Тут я подумал, что можно было бы придумать что-нибудь и поумнее в качестве шутки. Стал вешать трубку, случайно взглянул на пол, и что-то привлекло мое внимание – это что-то оказалось белым дымом, струившимся из щелей между досками пола. Я, видимо, в этот момент уже был одурманен угарным газом, соображал крайне медленно, и поэтому, решив проверить – сам не знаю что, пошел ко входной двери. Протянул руку к замку, но тут же ее отдернул – дверь была накалена, как сковородка. Тогда я бросился к выходу на пожарную лестницу, где была еще одна дверь. Эта дверь меня тоже удивила– она была горячей как будто ее нагрело солнцем, медленно соображая, что солнца внутри квартиры не бывает и, ухитрившись ее открыть, я увидел сплошную стену бушующего пламени. В ужасе захлопнув дверь, я услышал доносившиеся с улицы крики. Подбежал к окну и увидел лестницу и поднимающегося по ней пожарника. «Sir, get on that ladder» – прокричал пожарник.
Я попросил его чуть-чуть подождать, так как мне хотелось взять с собой орхидеи. В ответ я услышал: «Sir, please, go down the ladder – five more minutes, and they’d use them orchids for your funeral». Я кивнул, полез вниз по лестнице, и тут мне показалось, что пожарник Лёниным голосом сказал: «Мужик, ты меня понял?» Но я отнес это на счет угарного газа.

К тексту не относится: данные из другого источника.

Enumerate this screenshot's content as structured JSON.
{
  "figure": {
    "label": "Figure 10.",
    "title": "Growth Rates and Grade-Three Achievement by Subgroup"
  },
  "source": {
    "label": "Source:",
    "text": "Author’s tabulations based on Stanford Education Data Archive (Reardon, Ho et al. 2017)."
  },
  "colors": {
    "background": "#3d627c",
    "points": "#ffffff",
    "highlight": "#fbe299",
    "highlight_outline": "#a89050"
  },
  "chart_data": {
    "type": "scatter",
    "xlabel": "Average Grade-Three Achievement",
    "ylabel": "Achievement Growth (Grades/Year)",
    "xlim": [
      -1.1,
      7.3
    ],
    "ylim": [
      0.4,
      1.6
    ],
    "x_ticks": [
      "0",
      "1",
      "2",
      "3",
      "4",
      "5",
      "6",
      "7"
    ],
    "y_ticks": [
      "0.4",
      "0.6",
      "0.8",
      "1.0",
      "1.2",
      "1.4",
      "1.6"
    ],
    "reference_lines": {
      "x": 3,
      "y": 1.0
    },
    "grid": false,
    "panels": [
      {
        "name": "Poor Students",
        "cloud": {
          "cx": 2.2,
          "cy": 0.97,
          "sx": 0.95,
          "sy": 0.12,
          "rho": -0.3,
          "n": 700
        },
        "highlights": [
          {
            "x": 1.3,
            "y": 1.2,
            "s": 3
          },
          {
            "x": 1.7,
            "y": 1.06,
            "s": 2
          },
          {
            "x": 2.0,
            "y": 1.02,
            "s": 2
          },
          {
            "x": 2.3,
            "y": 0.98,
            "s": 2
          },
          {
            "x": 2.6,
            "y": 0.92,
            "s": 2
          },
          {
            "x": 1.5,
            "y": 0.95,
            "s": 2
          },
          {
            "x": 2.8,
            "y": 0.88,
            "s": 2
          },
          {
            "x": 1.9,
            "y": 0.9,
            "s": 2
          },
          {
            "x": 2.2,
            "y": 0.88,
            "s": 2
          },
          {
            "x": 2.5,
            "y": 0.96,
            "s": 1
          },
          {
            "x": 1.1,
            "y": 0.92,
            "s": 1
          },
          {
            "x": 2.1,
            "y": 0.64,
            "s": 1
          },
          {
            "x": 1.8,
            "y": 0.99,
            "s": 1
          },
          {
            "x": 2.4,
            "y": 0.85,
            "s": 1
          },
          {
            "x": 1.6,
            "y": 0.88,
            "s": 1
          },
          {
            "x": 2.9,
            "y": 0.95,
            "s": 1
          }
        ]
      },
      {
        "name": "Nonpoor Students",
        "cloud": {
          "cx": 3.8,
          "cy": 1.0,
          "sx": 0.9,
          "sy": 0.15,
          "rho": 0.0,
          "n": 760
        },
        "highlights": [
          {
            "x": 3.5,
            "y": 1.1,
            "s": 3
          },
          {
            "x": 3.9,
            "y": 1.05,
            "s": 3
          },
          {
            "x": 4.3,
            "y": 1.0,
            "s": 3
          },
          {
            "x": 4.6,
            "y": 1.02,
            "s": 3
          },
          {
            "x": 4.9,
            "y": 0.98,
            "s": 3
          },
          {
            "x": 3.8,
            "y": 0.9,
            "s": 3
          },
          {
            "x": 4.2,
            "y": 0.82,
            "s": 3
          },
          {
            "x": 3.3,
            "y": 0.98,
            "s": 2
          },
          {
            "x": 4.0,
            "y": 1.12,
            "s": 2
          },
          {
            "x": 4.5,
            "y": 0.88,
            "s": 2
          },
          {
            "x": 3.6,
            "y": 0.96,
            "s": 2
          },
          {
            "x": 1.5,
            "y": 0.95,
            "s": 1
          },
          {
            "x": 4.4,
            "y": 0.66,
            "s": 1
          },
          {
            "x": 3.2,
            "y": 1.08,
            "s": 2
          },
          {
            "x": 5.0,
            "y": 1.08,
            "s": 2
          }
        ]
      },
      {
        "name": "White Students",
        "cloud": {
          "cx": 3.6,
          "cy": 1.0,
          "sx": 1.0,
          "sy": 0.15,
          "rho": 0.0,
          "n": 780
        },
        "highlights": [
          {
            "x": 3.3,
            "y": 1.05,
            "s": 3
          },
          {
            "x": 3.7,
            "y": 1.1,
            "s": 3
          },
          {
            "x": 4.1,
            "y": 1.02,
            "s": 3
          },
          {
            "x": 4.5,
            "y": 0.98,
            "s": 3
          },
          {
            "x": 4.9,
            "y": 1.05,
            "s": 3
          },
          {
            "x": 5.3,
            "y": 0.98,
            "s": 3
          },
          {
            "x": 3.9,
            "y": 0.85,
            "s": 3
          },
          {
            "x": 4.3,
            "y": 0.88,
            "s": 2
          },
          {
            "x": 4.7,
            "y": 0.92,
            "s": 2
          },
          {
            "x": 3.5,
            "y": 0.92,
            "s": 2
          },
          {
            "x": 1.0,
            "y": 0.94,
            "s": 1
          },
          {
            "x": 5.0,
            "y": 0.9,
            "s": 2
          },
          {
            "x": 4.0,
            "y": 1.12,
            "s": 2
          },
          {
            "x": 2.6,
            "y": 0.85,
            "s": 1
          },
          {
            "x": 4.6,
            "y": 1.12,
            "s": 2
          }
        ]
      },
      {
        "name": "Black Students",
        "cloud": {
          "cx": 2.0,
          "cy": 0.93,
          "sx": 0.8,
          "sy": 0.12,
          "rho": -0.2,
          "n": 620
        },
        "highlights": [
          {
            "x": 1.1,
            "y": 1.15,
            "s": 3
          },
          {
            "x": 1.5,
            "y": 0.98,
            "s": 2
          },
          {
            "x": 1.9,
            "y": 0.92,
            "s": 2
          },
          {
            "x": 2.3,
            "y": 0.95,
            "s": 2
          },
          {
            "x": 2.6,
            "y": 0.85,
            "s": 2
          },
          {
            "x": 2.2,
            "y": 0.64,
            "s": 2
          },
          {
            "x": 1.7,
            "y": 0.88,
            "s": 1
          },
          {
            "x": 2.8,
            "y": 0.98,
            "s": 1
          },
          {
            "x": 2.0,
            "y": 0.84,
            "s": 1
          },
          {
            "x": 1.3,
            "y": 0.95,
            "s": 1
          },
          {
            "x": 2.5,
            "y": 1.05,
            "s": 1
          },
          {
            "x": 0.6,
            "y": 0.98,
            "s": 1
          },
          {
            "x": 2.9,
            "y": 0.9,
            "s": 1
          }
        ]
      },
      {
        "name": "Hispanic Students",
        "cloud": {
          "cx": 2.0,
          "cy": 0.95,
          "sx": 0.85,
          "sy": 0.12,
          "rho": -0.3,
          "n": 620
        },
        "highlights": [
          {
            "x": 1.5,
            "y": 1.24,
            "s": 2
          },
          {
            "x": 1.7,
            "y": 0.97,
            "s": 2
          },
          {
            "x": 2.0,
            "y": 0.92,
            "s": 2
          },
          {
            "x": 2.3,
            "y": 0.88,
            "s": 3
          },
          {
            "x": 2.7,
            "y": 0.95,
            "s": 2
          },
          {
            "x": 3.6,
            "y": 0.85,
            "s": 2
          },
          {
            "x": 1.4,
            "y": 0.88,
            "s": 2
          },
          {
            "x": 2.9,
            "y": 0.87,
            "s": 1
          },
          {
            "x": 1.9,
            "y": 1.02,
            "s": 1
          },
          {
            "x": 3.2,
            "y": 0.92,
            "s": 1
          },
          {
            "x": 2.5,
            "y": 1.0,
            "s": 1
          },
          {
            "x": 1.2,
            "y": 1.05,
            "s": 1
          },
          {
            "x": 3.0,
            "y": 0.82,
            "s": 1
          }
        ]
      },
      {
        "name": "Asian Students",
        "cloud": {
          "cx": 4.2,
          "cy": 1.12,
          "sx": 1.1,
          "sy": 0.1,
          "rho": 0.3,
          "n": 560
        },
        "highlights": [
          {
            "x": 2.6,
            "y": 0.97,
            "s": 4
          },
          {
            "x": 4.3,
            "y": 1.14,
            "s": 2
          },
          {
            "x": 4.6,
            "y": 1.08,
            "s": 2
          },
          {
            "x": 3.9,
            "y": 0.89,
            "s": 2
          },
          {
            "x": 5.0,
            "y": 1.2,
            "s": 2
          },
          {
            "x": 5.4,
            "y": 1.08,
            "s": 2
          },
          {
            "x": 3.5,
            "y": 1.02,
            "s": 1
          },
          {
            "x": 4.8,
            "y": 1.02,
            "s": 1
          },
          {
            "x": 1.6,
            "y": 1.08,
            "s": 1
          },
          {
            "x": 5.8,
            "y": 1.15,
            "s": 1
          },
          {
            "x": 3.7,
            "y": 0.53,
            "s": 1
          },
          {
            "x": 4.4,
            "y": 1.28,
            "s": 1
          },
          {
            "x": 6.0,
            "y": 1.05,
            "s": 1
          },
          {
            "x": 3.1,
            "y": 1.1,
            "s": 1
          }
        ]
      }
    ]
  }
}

Внизу, постепенно и не сразу, я начал приходить в себя, звонить домой и Лёне. Первой приехала моя жена, которая привезла мне куртку – моя осталась в пожаре, а на улице было достаточно холодно. Потом появился Лёня. Бледный и нервный он сразу же спросил у меня: «Ты курил?» На это я ему ответил, что я бросил курить пять лет назад. Не знаю, услышал он меня или нет. Он был в шоке, как впрочем и я. Вообще-то Лёня давно жаловался на дым и запах горелого, но никто не относился к этому серьезно и не мог понять, откуда это шло.

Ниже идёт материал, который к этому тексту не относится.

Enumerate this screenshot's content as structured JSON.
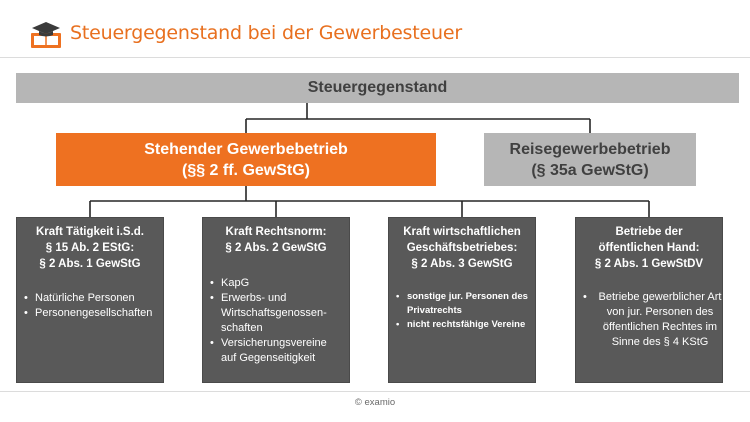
{
  "header": {
    "title": "Steuergegenstand bei der Gewerbesteuer"
  },
  "colors": {
    "accent": "#ee7121",
    "box_gray": "#b6b6b6",
    "card_dark": "#595959",
    "line": "#262626"
  },
  "diagram": {
    "root": "Steuergegenstand",
    "branches": [
      {
        "line1": "Stehender Gewerbebetrieb",
        "line2": "(§§ 2 ff. GewStG)"
      },
      {
        "line1": "Reisegewerbebetrieb",
        "line2": "(§ 35a GewStG)"
      }
    ],
    "cards": [
      {
        "head": [
          "Kraft Tätigkeit i.S.d.",
          "§ 15 Ab. 2 EStG:",
          "§ 2 Abs. 1 GewStG"
        ],
        "items": [
          "Natürliche Personen",
          "Personengesellschaften"
        ]
      },
      {
        "head": [
          "Kraft Rechtsnorm:",
          "§ 2 Abs. 2 GewStG"
        ],
        "items": [
          "KapG",
          "Erwerbs- und Wirtschaftsgenossen-schaften",
          "Versicherungsvereine auf Gegenseitigkeit"
        ]
      },
      {
        "head": [
          "Kraft wirtschaftlichen",
          "Geschäftsbetriebes:",
          "§ 2 Abs. 3 GewStG"
        ],
        "items": [
          "sonstige jur. Personen des Privatrechts",
          "nicht rechtsfähige Vereine"
        ]
      },
      {
        "head": [
          "Betriebe der",
          "öffentlichen Hand:",
          "§ 2 Abs. 1 GewStDV"
        ],
        "items": [
          "Betriebe gewerblicher Art von jur. Personen des öffentlichen Rechtes im Sinne des § 4 KStG"
        ]
      }
    ]
  },
  "footer": {
    "copyright": "© examio"
  }
}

Все жильцы сгоревшего дома собрались внутри соседней лавочки, куда нас пустил хозяин-сикх, обычно угрюмый и ни с кем не разговаривший. Парикмахеры, занимавшие нижний этаж сгоревшего дома, и на которых Лёня тоже грешил, что они курят по ночам, стояли, сбившись в кучку и возбужденно разговаривали. Мы трое стояли рядом с ними в ожидании разрешения подняться наверх – Лёнина студия была на третьем этаже.

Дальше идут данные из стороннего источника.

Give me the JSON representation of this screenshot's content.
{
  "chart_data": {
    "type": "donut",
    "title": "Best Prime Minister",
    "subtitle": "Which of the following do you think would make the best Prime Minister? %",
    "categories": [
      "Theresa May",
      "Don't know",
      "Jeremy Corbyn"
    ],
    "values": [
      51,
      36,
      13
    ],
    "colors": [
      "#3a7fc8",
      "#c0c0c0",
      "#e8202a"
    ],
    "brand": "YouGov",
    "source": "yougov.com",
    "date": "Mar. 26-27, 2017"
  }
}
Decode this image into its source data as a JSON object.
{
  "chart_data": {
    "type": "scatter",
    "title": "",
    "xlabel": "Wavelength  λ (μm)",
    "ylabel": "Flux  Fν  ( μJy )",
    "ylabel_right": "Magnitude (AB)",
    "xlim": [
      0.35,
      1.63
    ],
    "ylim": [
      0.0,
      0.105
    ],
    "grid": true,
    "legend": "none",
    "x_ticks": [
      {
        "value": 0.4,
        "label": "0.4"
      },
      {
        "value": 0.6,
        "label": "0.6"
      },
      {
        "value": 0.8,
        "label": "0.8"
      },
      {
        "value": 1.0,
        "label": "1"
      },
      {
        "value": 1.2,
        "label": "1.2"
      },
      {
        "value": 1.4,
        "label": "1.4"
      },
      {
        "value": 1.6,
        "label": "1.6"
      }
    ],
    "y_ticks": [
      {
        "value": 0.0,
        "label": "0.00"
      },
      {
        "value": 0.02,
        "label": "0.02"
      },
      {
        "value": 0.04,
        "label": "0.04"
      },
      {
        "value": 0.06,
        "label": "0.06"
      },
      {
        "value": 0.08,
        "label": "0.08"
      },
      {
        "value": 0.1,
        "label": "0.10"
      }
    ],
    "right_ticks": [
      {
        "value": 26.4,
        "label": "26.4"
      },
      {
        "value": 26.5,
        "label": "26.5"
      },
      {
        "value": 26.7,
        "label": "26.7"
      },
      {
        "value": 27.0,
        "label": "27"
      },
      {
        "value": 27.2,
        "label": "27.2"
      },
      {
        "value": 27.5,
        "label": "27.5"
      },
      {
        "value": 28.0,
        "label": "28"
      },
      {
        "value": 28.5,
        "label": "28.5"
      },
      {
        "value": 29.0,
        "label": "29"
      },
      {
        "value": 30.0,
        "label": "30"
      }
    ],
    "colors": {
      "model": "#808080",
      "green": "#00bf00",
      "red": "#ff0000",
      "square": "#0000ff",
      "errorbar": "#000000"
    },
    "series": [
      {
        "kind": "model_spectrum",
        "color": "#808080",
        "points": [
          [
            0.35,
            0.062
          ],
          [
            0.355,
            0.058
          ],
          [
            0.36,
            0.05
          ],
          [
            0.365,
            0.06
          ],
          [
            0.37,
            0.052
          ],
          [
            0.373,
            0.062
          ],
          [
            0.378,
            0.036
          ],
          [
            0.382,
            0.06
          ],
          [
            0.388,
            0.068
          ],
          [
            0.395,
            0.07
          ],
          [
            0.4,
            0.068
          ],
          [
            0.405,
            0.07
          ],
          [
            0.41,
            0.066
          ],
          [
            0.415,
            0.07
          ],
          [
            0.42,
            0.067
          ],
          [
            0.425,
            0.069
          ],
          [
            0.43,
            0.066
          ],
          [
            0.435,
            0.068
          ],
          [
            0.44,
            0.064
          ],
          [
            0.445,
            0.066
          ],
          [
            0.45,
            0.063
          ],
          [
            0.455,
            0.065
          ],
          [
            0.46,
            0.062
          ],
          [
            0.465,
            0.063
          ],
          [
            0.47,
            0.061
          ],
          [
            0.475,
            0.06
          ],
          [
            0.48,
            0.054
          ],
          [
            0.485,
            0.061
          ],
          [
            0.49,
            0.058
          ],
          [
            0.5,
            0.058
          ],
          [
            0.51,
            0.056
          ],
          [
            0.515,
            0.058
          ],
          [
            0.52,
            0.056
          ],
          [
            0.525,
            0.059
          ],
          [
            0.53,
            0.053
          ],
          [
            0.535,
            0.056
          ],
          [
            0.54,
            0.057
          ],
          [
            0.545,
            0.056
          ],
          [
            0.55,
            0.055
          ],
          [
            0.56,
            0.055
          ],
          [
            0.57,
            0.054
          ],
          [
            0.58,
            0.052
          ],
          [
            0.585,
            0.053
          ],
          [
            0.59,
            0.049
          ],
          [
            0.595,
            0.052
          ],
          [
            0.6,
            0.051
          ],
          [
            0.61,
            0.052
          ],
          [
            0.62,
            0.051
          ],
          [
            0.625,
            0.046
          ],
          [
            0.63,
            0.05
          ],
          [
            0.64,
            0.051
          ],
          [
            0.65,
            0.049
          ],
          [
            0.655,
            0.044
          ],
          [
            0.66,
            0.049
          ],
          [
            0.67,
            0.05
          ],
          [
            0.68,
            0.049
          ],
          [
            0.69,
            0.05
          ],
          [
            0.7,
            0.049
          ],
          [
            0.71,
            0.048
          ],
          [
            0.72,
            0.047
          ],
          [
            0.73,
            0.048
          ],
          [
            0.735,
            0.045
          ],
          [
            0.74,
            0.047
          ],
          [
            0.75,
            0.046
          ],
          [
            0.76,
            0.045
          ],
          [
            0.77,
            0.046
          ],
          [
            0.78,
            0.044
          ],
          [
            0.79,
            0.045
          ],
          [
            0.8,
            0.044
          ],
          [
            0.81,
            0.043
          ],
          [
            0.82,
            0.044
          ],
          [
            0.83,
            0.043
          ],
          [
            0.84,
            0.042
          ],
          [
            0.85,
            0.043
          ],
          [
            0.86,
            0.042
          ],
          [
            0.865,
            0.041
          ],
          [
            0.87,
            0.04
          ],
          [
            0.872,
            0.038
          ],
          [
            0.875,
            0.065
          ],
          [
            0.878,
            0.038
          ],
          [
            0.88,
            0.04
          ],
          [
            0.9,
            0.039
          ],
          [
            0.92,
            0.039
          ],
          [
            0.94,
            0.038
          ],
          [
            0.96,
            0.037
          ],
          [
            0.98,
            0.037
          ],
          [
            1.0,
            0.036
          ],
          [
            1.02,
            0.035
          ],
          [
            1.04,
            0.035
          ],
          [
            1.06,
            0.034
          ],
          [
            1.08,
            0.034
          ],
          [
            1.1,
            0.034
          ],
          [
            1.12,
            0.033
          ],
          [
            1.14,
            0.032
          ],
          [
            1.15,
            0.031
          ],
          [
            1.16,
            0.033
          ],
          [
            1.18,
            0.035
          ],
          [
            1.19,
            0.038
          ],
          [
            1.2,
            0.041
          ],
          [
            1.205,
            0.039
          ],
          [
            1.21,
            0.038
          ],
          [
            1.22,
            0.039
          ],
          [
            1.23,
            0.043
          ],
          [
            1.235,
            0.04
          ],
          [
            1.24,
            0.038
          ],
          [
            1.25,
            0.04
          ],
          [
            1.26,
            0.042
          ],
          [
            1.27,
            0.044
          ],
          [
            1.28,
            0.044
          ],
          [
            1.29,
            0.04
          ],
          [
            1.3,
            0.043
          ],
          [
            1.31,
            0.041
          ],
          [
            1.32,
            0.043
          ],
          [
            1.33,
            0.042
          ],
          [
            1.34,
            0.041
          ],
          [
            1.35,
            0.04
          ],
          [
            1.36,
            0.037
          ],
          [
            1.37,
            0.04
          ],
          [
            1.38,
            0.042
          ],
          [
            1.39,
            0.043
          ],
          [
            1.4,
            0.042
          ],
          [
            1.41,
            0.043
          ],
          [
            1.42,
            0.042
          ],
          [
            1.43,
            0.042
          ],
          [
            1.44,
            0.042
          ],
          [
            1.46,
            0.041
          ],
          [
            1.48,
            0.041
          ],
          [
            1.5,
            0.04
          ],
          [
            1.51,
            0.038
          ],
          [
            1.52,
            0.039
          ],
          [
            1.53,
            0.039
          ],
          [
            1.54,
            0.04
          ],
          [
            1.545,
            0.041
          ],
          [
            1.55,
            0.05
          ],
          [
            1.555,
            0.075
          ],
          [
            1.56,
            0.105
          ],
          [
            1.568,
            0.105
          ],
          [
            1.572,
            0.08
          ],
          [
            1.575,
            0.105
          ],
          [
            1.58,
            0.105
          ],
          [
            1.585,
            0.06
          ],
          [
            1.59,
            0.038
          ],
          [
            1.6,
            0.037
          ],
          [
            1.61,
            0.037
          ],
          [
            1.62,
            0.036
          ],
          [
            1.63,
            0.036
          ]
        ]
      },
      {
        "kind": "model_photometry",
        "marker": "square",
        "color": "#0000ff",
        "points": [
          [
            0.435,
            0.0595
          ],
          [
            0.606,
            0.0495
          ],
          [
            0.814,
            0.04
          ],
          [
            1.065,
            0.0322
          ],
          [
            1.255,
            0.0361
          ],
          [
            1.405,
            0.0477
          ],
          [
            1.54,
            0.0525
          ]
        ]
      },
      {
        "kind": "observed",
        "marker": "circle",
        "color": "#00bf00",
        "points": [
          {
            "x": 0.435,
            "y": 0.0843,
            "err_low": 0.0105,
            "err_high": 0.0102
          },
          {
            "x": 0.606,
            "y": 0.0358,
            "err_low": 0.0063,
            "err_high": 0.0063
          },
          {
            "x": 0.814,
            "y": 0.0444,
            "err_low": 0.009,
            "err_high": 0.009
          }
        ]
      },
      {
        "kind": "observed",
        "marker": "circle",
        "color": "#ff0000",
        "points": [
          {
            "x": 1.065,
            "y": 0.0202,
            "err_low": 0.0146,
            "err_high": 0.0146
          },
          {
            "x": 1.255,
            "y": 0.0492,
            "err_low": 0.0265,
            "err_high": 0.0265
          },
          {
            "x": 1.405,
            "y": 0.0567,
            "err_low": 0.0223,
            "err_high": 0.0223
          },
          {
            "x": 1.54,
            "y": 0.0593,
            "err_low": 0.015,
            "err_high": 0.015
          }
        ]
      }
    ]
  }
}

А внутри дома пожарники в это время ломали стены, балки которых тлели, как выяснилось в течение многих лет, а стены были готовы воспламениться в любую минуту. Заодно со стенами, пожарники ломали и заливали водой все, что было на их пути, в том числе стоявший на полках и лежавший в коробках Лёнин архив. Аппаратура была в сейфе, и не пострадала, но пострадало невосстановимое – негативы, слайды и отпечатки. Лёня говорил, что много тысяч негативов пропало в огне и воде – под брандспойнтами и топорами пожарников. Пожар стал полной катастрофой для Лёни. Он лишился дома, рабочего места и мне показалось, нет, не тогда, много позже, что именно в этот момент его карьера, которая уже несколько лет замирала, окончательно остановилась. Да, после этого устраивались еще выставки и брались интервью, печатались статьи в газетах и журналах, но не было самого главного – новых работ.
В сопровождении пожарников, в темноте, по мокрым и скользким ступеням мы поднялись на третий этаж. Двери были распахнуты, окна выбиты, и по студии гулял холодный и сырой ветер. Дым еще не совсем выветрился, все было пропитано его едким запахом и запахами мокрого горелого дерева, краски и пластмассы. Среди отдельных куч мусора, обломков стульев и полок, в лужах грязной воды пополам с пожарной пеной плавали куски бумаги, книги и негативы – как мне показалось – вся Лёнина жизнь. То, что уцелело, мы снесли вниз, и это все куда-то было отвезено. В последний раз выходя из Лёниной студии, я в темноте споткнулся обо что-то, что оказалось пустым цветочным горшком, рядом с которым лежала растоптанная в темноте орхидея.